On my flight home from SFO to Richmond the other day, I read Jim O’Heir’s new book, Welcome to Pawnee. If you don’t know who Jim O’Heir is, he plays our very own Jerry Gergich and the book is largely a memoir about his time on the show. Jim writes about his close friendship with Paul Schneider, who would hang out in his trailer in the early days of the show. Jim writes:
“By mid-second season, Paul knew his days at Parks were dwindling. I don’t wish to speak for Paul or anybody else, but things must’ve been strange by this point. Not only had his character arc been reduced (hitting a painful low, perhaps, in episode 22, ‘Telethon,’ where Leslie tried to persuade him not to propose to Ann since Ann didn’t think he was the one, thus diminishing Mark’s potential as a love interest), but he still had to meet all of the expectations for an actor despite knowing his time on the show was nearing the end.”
Greg Daniels, one of the Parks and Rec co-creators, also chimes in at this point in the book:
“Paul’s role was sort of to be this love interest for Amy [Leslie], but I don’t think there was any chemistry there, so that just wasn’t really going anywhere … He didn’t grow into what we thought we were going to grow into.”
My feelings about Mark Brendanawicz aside, I highly doubt the slow roll-out about Paul Schneider was a lack of chemistry from him specifically. Rather, I think it goes to show how critically important it is to have that ineffable, electric chemistry between each and every actor on a show. The group as a whole has to just click, and it’s not like everyone else was clicking except for Paul. Actually, it’s evident the minute we get to episode 23, “The Master Plan,” that the whole group doesn’t click in the way we need until our two last critical members arrive: Ben Wyatt and Chris Traeger. It’s something greater than the sum of all of the parts, but the individual parts are still pretty damn important.

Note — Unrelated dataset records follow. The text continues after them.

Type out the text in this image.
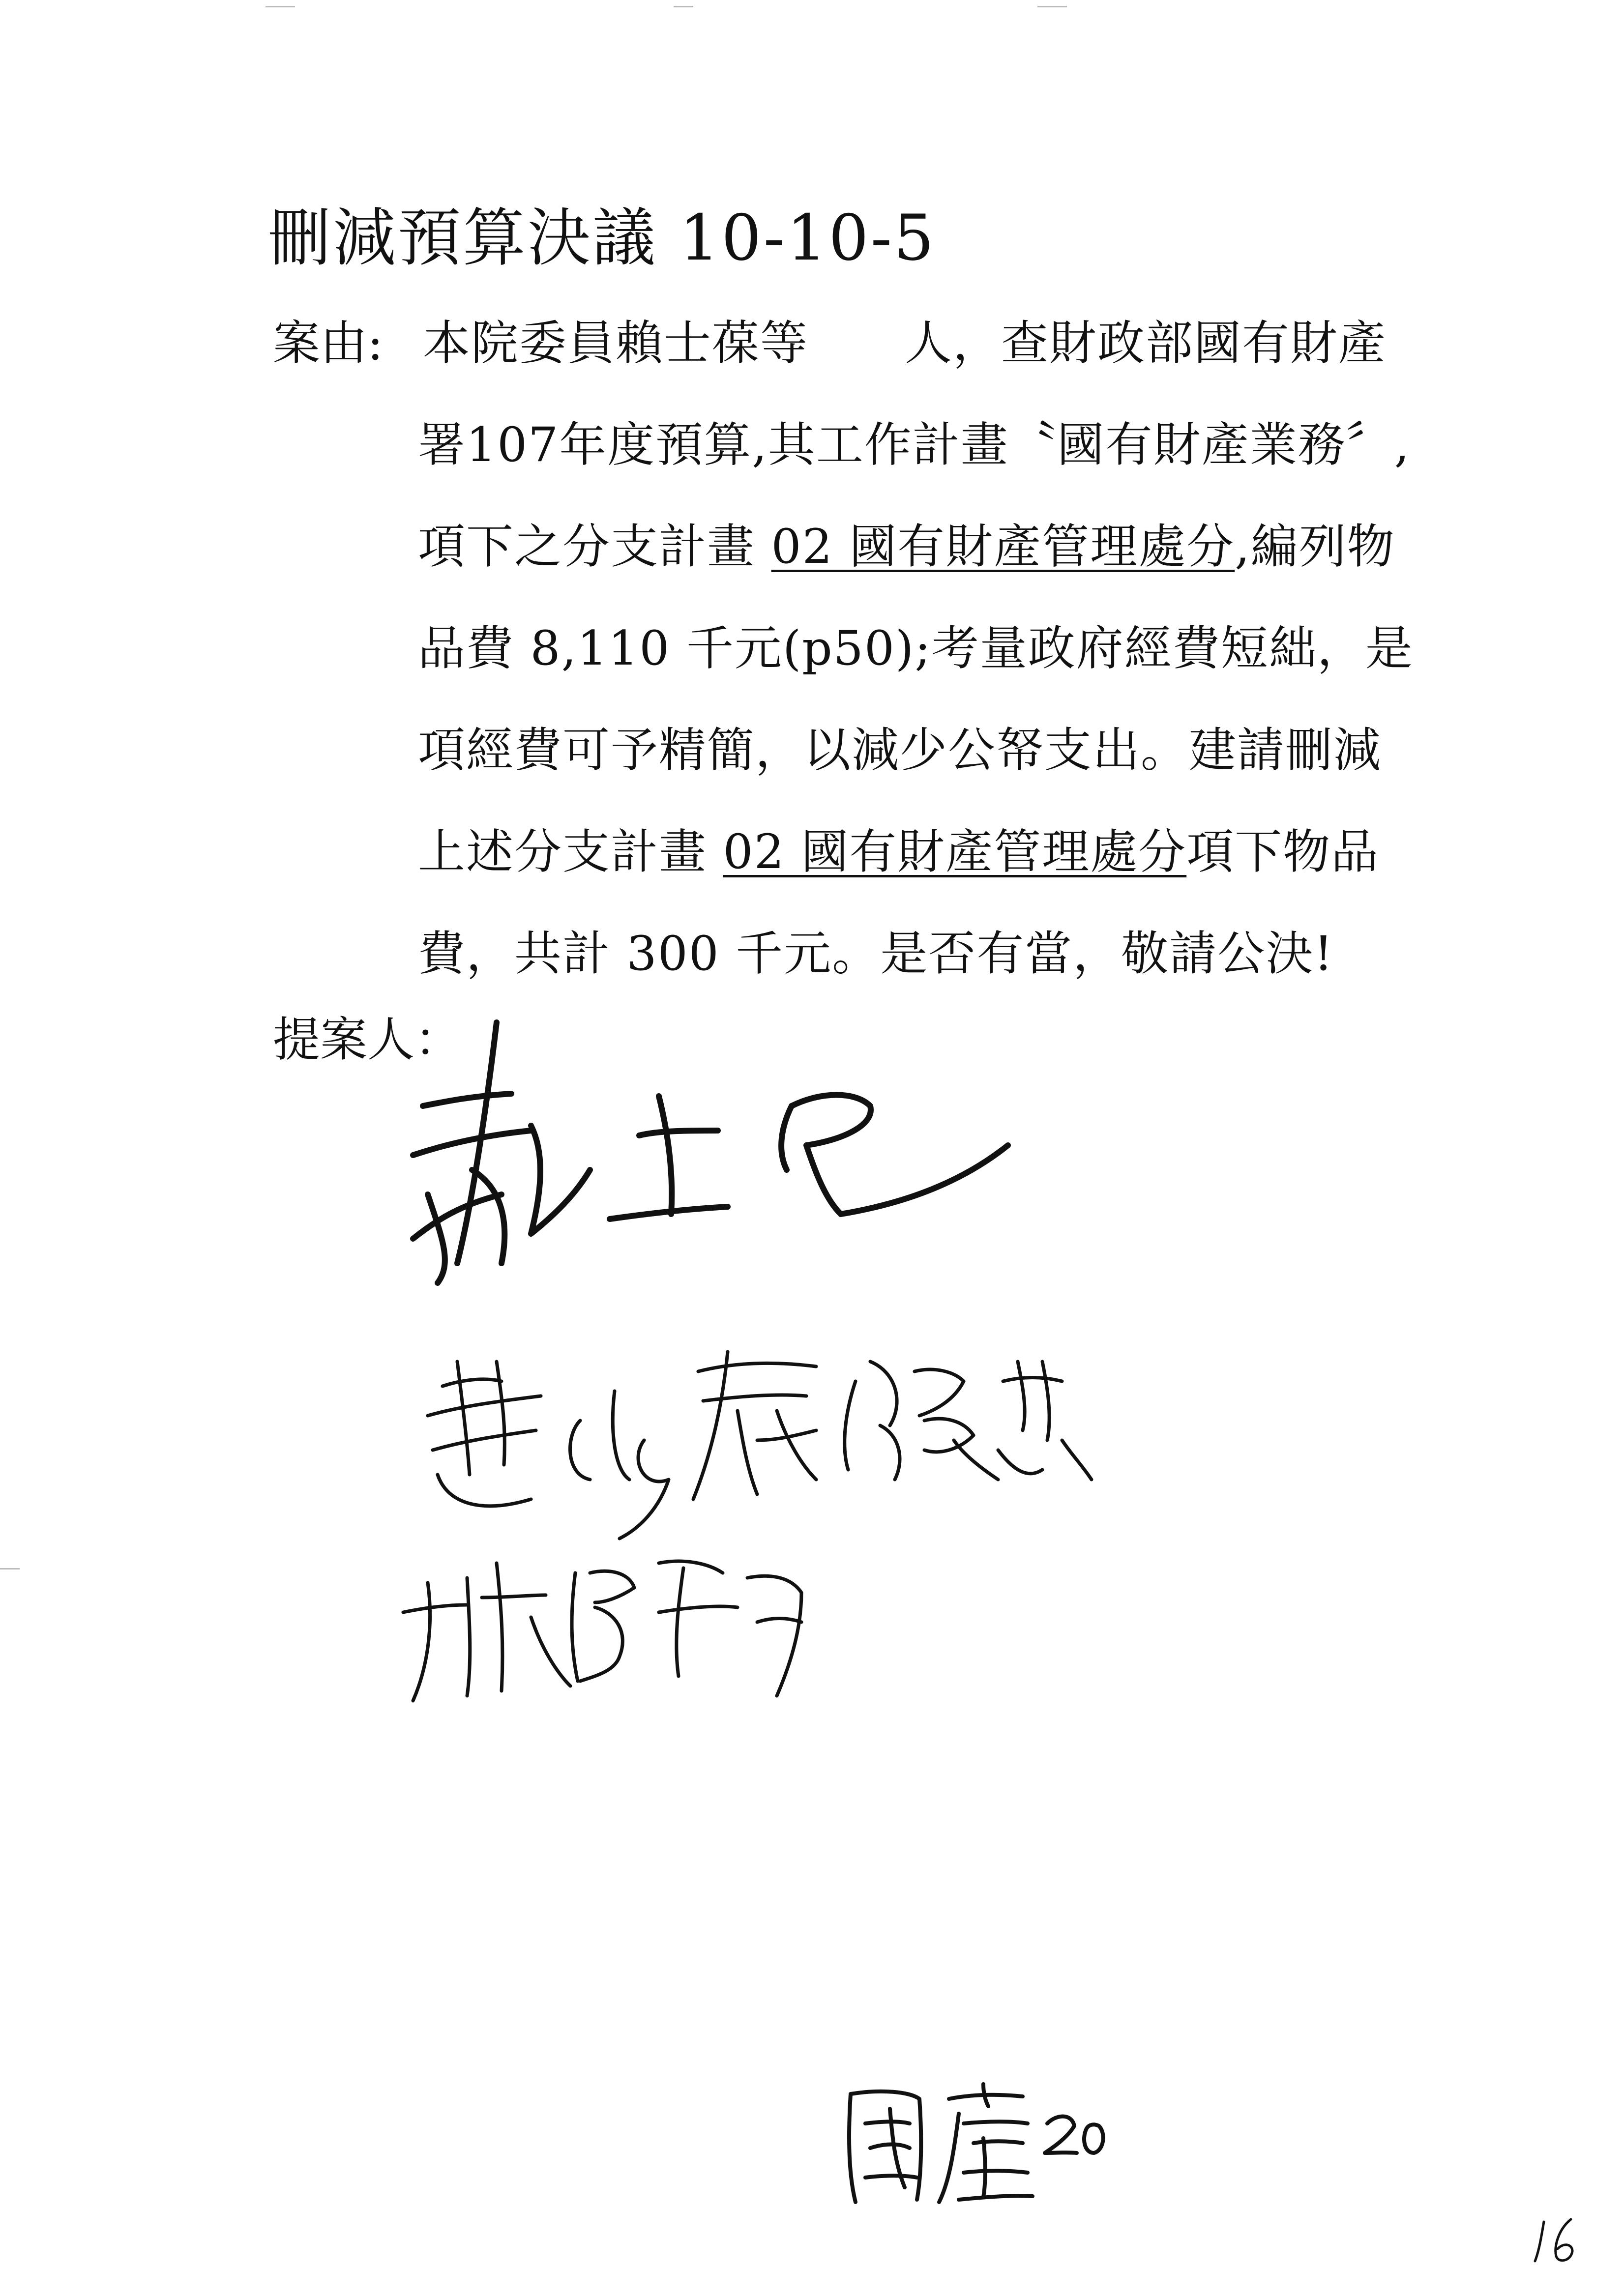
刪減預算決議 10-10-5
案由: 本院委員賴士葆等　　人，查財政部國有財產
署107年度預算,其工作計畫〝國有財產業務〞,
項下之分支計畫 02 國有財產管理處分,編列物
品費 8,110 千元(p50);考量政府經費短絀，是
項經費可予精簡，以減少公帑支出。建請刪減
上述分支計畫 02 國有財產管理處分項下物品
費，共計 300 千元。是否有當，敬請公決!
提案人：
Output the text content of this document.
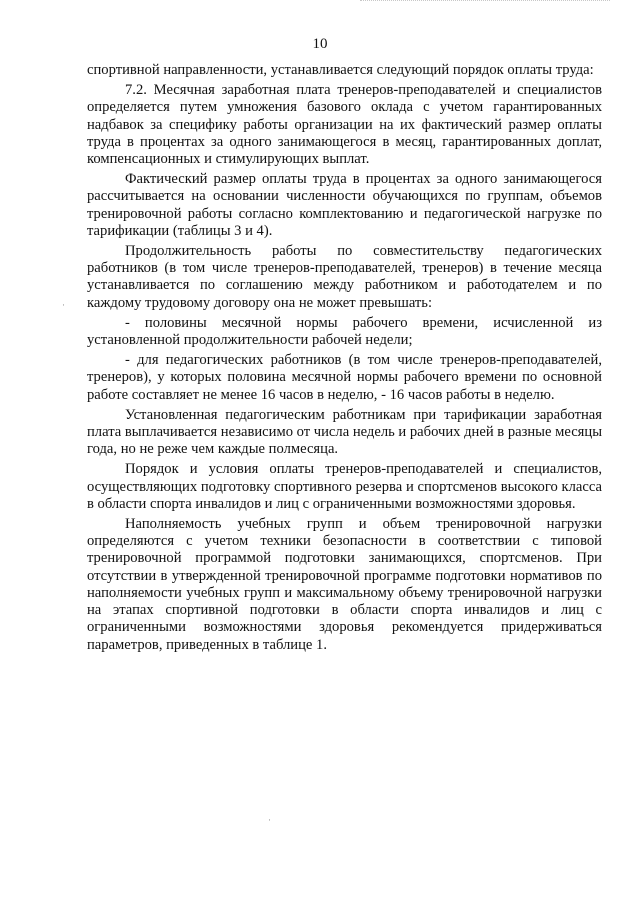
10

спортивной направленности, устанавливается следующий порядок оплаты труда:

7.2. Месячная заработная плата тренеров-преподавателей и специалистов определяется путем умножения базового оклада с учетом гарантированных надбавок за специфику работы организации на их фактический размер оплаты труда в процентах за одного занимающегося в месяц, гарантированных доплат, компенсационных и стимулирующих выплат.

Фактический размер оплаты труда в процентах за одного занимающегося рассчитывается на основании численности обучающихся по группам, объемов тренировочной работы согласно комплектованию и педагогической нагрузке по тарификации (таблицы 3 и 4).

Продолжительность работы по совместительству педагогических работников (в том числе тренеров-преподавателей, тренеров) в течение месяца устанавливается по соглашению между работником и работодателем и по каждому трудовому договору она не может превышать:

- половины месячной нормы рабочего времени, исчисленной из установленной продолжительности рабочей недели;

- для педагогических работников (в том числе тренеров-преподавателей, тренеров), у которых половина месячной нормы рабочего времени по основной работе составляет не менее 16 часов в неделю, - 16 часов работы в неделю.

Установленная педагогическим работникам при тарификации заработная плата выплачивается независимо от числа недель и рабочих дней в разные месяцы года, но не реже чем каждые полмесяца.

Порядок и условия оплаты тренеров-преподавателей и специалистов, осуществляющих подготовку спортивного резерва и спортсменов высокого класса в области спорта инвалидов и лиц с ограниченными возможностями здоровья.

Наполняемость учебных групп и объем тренировочной нагрузки определяются с учетом техники безопасности в соответствии с типовой тренировочной программой подготовки занимающихся, спортсменов. При отсутствии в утвержденной тренировочной программе подготовки нормативов по наполняемости учебных групп и максимальному объему тренировочной нагрузки на этапах спортивной подготовки в области спорта инвалидов и лиц с ограниченными возможностями здоровья рекомендуется придерживаться параметров, приведенных в таблице 1.

·
·
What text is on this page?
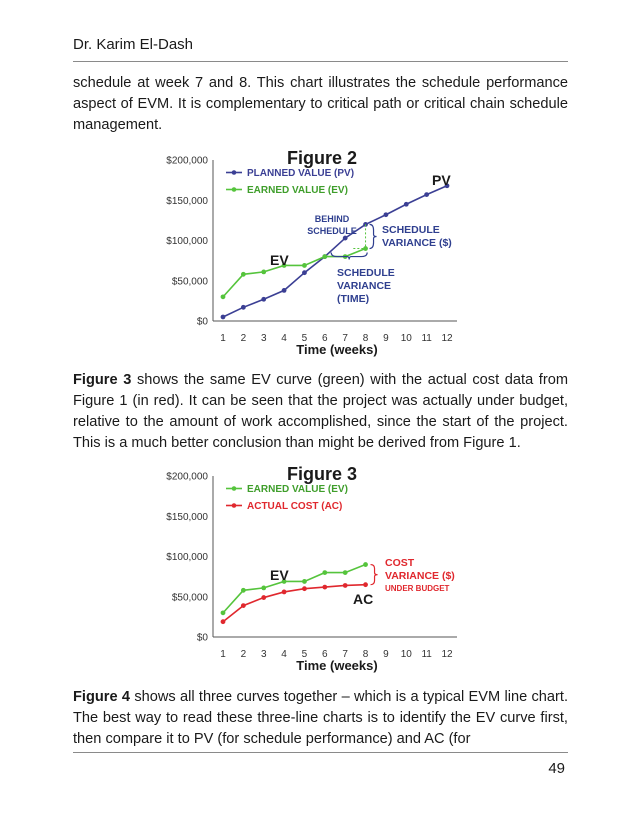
Dr. Karim El-Dash

schedule at week 7 and 8. This chart illustrates the schedule performance aspect of EVM. It is complementary to critical path or critical chain schedule management.

$0
$50,000
$100,000
$150,000
$200,000
1 2 3 4 5 6 7 8 9 10 11 12
Figure 2
Time (weeks)
PLANNED VALUE (PV)
EARNED VALUE (EV)
PV
EV
BEHIND
SCHEDULE SCHEDULE
VARIANCE ($)
SCHEDULE
VARIANCE
(TIME)

Figure 3 shows the same EV curve (green) with the actual cost data from Figure 1 (in red). It can be seen that the project was actually under budget, relative to the amount of work accomplished, since the start of the project. This is a much better conclusion than might be derived from Figure 1.

$0
$50,000
$100,000
$150,000
$200,000
1 2 3 4 5 6 7 8 9 10 11 12
Figure 3
Time (weeks)
EARNED VALUE (EV)
ACTUAL COST (AC)
EV
AC
COST
VARIANCE ($)
UNDER BUDGET

Figure 4 shows all three curves together – which is a typical EVM line chart. The best way to read these three-line charts is to identify the EV curve first, then compare it to PV (for schedule performance) and AC (for

49
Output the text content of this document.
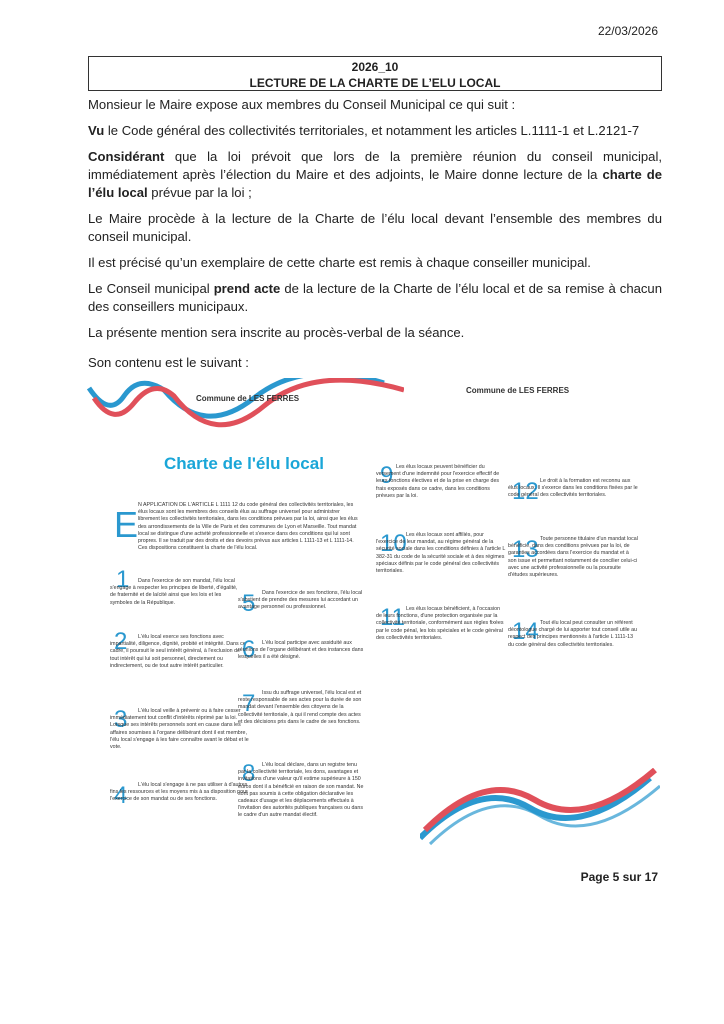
22/03/2026
2026_10
LECTURE DE LA CHARTE DE L’ELU LOCAL

Monsieur le Maire expose aux membres du Conseil Municipal ce qui suit :

Vu le Code général des collectivités territoriales, et notamment les articles L.1111-1 et L.2121-7

Considérant que la loi prévoit que lors de la première réunion du conseil municipal, immédiatement après l’élection du Maire et des adjoints, le Maire donne lecture de la charte de l’élu local prévue par la loi ;

Le Maire procède à la lecture de la Charte de l’élu local devant l’ensemble des membres du conseil municipal.

Il est précisé qu’un exemplaire de cette charte est remis à chaque conseiller municipal.

Le Conseil municipal prend acte de la lecture de la Charte de l’élu local et de sa remise à chacun des conseillers municipaux.

La présente mention sera inscrite au procès-verbal de la séance.

Son contenu est le suivant :

Commune de LES FERRES
Commune de LES FERRES
Charte de l'élu local
E N APPLICATION DE L'ARTICLE L 1111 12 du code général des collectivités territoriales, les élus locaux sont les membres des conseils élus au suffrage universel pour administrer librement les collectivités territoriales, dans les conditions prévues par la loi, ainsi que les élus des arrondissements de la Ville de Paris et des communes de Lyon et Marseille. Tout mandat local se distingue d'une activité professionnelle et s'exerce dans des conditions qui lui sont propres. Il se traduit par des droits et des devoirs prévus aux articles L 1111-13 et L 1111-14. Ces dispositions constituent la charte de l'élu local.
1	Dans l'exercice de son mandat, l'élu local s'engage à respecter les principes de liberté, d'égalité, de fraternité et de laïcité ainsi que les lois et les symboles de la République.
2	L'élu local exerce ses fonctions avec impartialité, diligence, dignité, probité et intégrité. Dans ce cadre, il poursuit le seul intérêt général, à l'exclusion de tout intérêt qui lui soit personnel, directement ou indirectement, ou de tout autre intérêt particulier.
3	L'élu local veille à prévenir ou à faire cesser immédiatement tout conflit d'intérêts réprimé par la loi. Lorsque ses intérêts personnels sont en cause dans les affaires soumises à l'organe délibérant dont il est membre, l'élu local s'engage à les faire connaître avant le débat et le vote.
4	L'élu local s'engage à ne pas utiliser à d'autres fins les ressources et les moyens mis à sa disposition pour l'exercice de son mandat ou de ses fonctions.
5	Dans l'exercice de ses fonctions, l'élu local s'abstient de prendre des mesures lui accordant un avantage personnel ou professionnel.
6	L'élu local participe avec assiduité aux réunions de l'organe délibérant et des instances dans lesquelles il a été désigné.
7	Issu du suffrage universel, l'élu local est et reste responsable de ses actes pour la durée de son mandat devant l'ensemble des citoyens de la collectivité territoriale, à qui il rend compte des actes et des décisions pris dans le cadre de ses fonctions.
8	L'élu local déclare, dans un registre tenu par la collectivité territoriale, les dons, avantages et invitations d'une valeur qu'il estime supérieure à 150 euros dont il a bénéficié en raison de son mandat. Ne sont pas soumis à cette obligation déclarative les cadeaux d'usage et les déplacements effectués à l'invitation des autorités publiques françaises ou dans le cadre d'un autre mandat électif.
9 Les élus locaux peuvent bénéficier du versement d'une indemnité pour l'exercice effectif de leurs fonctions électives et de la prise en charge des frais exposés dans ce cadre, dans les conditions prévues par la loi.
10 Les élus locaux sont affiliés, pour l'exercice de leur mandat, au régime général de la sécurité sociale dans les conditions définies à l'article L 382-31 du code de la sécurité sociale et à des régimes spéciaux définis par le code général des collectivités territoriales.
11 Les élus locaux bénéficient, à l'occasion de leurs fonctions, d'une protection organisée par la collectivité territoriale, conformément aux règles fixées par le code pénal, les lois spéciales et le code général des collectivités territoriales.
12 Le droit à la formation est reconnu aux élus locaux. Il s'exerce dans les conditions fixées par le code général des collectivités territoriales.
13 Toute personne titulaire d'un mandat local bénéficie, dans des conditions prévues par la loi, de garanties accordées dans l'exercice du mandat et à son issue et permettant notamment de concilier celui-ci avec une activité professionnelle ou la poursuite d'études supérieures.
14 Tout élu local peut consulter un référent déontologue chargé de lui apporter tout conseil utile au respect des principes mentionnés à l'article L 1111-13 du code général des collectivités territoriales.
Page 5 sur 17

But before that can happen next week, we have to trim the fat (a little Thanksgiving-themed metaphor for you, huh?). And even though I’m really truly so heartbroken that we soon have to wave goodbye to Mark Brendanawicz, rewatching this episode opened my eyes to how close Parks and Rec came, in so many ways, to not finding that lightning in a bottle feeling. So many stars had to align, and so many stars did align to make the show what it is. Mark, unfortunately, just wasn’t one of them. So bye!
Highlight reel moments:
A puppy licking Ron’s mustache:
Tom standing in front of NBA superstar Detlef Schrempf:
The fact that Ron suffers from a disorder called sleep fighting, which is … exactly what it sounds like.
I had forgotten that Leslie leaves herself voicemails!! “Hey Leslie, it’s Leslie. Hang in there!”
There’s this iconic scene of Leslie trying to play-by-play recount her favorite Friends episodes and all I could think was … is Friends her Parks and Rec? Is this scene her Park It?
Perd Hapley takes the stage right at the end in a TANK TOP and does THE WORM. The caption “Hapley Continues to Worm” is my Roman empire:
See ya next week, folks, for one of the best Parks and Recs episodes in existence, AND a very, very special Park It. Happy Thanksgiving but, more importantly, happy blackout Wednesday! Cheers team.
I know we've talked about Mark, but, man, I had to rewatch "The Reporter" (E3) after we last talked, and he actually is terrible. I am no longer neutral on this character. He visibly *hates* Leslie, I swear.